During May 2012 in partnership with Ben M’sik Moroccan-American Studies Program and Community Museum at Hassan II University, Mohammedia, and the Tangier American Legation Institute for Moroccan Studies, Stories Exchange Project Morocco begins work on contemporary realizations of the still unfinished business projected on 22 January 1943. OBIE Award-winning playwright Robbie McCauley, Artistic Director of the first Prague round of the Project, will train young men and women in Casablanca and Tangier to collect, analyze, and develop their families’ and neighbors’ stories about interactions among Moroccan Muslims and Jews who were contemporaries of Mohammed V. She will also prepare them to present these stories for public presentation and discussion.

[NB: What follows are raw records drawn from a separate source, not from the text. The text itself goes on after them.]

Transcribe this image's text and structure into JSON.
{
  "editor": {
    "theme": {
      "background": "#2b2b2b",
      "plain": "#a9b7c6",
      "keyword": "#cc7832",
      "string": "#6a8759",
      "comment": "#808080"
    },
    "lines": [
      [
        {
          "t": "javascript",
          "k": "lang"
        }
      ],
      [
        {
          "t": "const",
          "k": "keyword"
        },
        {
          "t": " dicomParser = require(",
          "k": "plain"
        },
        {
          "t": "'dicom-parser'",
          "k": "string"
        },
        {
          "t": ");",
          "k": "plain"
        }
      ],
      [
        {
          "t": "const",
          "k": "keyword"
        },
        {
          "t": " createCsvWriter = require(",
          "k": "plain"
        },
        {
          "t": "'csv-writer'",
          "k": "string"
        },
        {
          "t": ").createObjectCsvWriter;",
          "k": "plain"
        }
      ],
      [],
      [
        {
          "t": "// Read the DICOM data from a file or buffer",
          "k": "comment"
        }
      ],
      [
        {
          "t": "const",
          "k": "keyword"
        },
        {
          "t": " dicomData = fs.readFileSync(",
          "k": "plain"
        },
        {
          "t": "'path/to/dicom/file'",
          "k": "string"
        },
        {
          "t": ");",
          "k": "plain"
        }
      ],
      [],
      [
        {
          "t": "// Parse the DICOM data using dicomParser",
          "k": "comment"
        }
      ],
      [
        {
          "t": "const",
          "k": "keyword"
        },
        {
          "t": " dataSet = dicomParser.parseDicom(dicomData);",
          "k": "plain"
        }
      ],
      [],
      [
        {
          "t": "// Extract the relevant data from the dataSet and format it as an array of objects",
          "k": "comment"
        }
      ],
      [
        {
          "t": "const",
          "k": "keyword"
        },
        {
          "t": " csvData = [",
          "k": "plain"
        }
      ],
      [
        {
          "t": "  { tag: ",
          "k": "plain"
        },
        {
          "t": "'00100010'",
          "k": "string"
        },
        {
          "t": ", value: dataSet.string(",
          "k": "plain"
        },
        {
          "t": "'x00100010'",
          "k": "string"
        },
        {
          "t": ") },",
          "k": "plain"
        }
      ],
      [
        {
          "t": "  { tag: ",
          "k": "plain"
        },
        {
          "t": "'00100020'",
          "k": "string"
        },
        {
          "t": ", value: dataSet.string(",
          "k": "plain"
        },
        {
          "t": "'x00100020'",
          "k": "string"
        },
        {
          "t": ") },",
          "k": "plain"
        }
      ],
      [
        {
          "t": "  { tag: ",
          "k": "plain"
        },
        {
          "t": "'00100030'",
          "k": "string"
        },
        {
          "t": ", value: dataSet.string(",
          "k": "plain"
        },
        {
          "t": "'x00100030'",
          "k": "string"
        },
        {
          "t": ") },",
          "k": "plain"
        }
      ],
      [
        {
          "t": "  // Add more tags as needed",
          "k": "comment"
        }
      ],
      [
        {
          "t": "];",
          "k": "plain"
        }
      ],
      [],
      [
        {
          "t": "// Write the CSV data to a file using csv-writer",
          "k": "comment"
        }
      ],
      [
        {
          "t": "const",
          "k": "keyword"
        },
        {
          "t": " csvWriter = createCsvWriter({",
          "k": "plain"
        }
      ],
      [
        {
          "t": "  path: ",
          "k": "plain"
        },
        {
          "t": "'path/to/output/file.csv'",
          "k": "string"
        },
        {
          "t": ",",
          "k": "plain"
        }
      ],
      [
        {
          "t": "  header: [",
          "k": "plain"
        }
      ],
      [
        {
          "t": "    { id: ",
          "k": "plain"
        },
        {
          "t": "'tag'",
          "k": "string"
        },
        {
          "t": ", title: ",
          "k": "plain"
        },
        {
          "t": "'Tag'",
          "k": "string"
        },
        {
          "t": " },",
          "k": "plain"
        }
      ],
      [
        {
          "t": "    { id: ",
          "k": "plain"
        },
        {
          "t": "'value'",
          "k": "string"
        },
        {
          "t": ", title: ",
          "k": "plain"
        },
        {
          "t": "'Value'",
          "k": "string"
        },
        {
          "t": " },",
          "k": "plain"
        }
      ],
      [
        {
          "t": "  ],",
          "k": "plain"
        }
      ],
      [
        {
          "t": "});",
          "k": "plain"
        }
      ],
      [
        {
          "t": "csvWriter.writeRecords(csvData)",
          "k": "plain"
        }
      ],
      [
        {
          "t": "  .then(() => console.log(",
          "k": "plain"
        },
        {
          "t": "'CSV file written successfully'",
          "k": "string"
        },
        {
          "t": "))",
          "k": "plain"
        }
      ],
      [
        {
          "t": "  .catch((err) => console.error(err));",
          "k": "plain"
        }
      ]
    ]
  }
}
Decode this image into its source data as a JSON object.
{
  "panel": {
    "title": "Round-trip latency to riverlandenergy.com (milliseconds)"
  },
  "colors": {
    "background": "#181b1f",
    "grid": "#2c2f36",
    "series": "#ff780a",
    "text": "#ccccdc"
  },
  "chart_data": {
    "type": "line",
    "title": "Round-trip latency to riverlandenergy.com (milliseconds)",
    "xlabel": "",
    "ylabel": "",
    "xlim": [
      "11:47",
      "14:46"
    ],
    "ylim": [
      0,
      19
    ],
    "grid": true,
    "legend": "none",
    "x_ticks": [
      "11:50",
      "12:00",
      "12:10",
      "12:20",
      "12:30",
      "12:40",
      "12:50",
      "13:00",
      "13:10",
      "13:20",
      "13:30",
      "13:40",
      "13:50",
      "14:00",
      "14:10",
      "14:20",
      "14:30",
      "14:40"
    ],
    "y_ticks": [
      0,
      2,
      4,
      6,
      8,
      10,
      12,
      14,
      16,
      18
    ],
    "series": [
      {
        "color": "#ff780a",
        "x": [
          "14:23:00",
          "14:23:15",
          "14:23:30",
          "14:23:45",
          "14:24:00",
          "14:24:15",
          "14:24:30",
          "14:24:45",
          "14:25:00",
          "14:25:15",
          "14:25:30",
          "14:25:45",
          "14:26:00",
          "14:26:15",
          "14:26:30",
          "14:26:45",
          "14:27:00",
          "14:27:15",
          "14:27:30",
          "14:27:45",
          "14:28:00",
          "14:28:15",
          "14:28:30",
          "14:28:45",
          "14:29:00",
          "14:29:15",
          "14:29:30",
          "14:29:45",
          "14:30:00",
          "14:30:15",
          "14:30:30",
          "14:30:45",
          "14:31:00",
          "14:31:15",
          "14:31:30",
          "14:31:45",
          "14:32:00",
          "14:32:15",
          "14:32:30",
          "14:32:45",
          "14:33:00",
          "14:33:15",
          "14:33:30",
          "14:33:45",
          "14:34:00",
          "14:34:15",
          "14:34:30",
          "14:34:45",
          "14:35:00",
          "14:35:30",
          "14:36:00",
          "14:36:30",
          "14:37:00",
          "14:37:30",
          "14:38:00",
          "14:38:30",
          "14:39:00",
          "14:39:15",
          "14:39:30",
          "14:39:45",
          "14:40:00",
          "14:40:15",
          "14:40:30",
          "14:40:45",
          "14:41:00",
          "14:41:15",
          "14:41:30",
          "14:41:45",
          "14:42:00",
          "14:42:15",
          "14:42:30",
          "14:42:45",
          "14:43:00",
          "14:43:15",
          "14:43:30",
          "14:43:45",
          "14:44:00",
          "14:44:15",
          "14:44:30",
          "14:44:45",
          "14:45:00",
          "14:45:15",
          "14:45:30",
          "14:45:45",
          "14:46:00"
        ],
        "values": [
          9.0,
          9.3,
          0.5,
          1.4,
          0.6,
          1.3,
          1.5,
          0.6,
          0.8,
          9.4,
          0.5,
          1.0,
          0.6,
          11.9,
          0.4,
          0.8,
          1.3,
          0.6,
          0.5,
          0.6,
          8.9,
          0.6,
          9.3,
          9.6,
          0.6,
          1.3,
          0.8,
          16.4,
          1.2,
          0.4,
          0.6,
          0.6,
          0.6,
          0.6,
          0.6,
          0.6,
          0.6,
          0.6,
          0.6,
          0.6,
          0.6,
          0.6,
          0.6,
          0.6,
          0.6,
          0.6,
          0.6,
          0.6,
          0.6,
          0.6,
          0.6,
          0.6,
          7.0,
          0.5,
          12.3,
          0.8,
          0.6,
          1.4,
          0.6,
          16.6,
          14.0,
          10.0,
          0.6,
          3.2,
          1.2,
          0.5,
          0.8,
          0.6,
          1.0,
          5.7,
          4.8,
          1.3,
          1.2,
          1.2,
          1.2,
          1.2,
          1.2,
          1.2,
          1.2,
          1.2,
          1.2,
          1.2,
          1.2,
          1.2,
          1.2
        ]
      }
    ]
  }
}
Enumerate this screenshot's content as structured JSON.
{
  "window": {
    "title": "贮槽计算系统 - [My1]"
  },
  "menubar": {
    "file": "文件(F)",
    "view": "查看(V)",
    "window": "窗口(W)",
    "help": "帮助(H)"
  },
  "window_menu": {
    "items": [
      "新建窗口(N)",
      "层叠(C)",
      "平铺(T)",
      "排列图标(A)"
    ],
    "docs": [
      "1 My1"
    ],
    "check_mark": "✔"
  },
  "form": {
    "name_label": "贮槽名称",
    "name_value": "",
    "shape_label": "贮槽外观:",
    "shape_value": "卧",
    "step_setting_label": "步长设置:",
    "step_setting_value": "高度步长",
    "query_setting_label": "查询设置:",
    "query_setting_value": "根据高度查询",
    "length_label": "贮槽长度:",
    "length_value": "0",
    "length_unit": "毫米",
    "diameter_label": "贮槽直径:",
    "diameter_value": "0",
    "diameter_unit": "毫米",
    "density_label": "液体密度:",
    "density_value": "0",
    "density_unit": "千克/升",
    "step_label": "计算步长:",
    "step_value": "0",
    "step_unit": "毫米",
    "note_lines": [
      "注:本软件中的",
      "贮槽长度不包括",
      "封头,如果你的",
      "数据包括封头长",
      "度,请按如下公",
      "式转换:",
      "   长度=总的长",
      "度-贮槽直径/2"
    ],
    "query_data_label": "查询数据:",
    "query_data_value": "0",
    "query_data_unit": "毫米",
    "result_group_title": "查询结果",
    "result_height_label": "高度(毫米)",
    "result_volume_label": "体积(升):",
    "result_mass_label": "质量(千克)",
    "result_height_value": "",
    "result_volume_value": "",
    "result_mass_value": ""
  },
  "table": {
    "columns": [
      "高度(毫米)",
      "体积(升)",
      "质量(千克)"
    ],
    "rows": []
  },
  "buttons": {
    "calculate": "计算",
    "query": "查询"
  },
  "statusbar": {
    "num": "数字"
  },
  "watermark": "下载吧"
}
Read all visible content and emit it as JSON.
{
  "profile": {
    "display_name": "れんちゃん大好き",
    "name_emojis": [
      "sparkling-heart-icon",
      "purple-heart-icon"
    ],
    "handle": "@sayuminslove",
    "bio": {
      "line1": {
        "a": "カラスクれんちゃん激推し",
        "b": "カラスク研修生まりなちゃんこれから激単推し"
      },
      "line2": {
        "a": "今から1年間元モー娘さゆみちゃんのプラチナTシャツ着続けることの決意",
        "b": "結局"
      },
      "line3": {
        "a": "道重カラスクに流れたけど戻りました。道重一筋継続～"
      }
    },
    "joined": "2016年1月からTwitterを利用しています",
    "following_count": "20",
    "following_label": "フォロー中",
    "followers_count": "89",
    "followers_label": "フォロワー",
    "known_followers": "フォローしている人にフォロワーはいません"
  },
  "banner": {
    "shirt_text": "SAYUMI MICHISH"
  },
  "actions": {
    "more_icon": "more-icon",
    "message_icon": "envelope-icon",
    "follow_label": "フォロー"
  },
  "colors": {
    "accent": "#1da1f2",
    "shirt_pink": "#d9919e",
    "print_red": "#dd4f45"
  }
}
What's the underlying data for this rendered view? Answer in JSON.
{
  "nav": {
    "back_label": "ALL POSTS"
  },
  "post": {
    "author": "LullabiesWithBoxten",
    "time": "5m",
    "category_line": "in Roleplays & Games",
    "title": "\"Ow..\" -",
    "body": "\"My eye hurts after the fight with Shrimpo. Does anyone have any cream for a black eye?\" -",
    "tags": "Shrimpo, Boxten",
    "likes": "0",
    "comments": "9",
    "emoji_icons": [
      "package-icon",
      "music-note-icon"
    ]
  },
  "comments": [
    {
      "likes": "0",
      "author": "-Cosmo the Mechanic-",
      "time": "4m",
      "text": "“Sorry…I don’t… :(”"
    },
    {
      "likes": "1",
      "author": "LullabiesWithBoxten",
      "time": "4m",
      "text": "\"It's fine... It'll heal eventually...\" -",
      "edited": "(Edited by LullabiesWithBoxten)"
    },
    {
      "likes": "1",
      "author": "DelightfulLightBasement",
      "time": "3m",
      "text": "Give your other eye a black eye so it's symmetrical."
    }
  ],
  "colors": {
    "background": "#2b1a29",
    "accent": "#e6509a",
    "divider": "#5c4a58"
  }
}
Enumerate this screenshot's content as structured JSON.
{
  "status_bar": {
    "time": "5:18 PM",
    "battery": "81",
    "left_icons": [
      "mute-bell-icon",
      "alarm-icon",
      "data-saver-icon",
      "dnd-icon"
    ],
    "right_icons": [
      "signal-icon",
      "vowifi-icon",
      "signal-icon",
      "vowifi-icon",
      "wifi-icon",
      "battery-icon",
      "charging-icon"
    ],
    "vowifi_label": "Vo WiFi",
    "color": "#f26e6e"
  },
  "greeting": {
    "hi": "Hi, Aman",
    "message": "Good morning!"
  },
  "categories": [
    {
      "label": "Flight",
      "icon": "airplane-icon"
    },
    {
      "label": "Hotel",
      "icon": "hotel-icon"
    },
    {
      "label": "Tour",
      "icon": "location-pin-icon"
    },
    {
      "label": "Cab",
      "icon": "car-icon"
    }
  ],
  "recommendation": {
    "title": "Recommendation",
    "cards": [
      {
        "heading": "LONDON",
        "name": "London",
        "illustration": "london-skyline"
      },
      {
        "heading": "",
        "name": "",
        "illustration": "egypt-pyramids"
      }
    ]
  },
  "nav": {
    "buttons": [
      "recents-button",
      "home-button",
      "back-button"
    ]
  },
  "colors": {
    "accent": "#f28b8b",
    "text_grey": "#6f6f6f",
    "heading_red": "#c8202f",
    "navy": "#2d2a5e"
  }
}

Further developed between May and January 2013, presentations of work- in-progress by the Ben M’sik and Tangier teams during the January commemorations of the crucial 1943 meeting in Casablanca will be documented for television and Internet dissemination. Along with more fully developed performance-discussions of the wartime and postwar experience of Morocco’s Arab-Berber and Jewish communities, these programs will demonstrate the capacity of members of non-privileged communities to improve the quality of their own lives. They will present – to the nation and the world – Morocco’s vibrant cultural diversity as a distinctive resource for community-based economic and social development. And they can serve as inspiring models for further development of home-grown, participatory, neighborhood-based projects: contemporary counterparts to the expert-driven technical partnerships in agriculture discussed 22 January 1943 by two extraordinary, personally motivated spiritual as well as political and social innovators.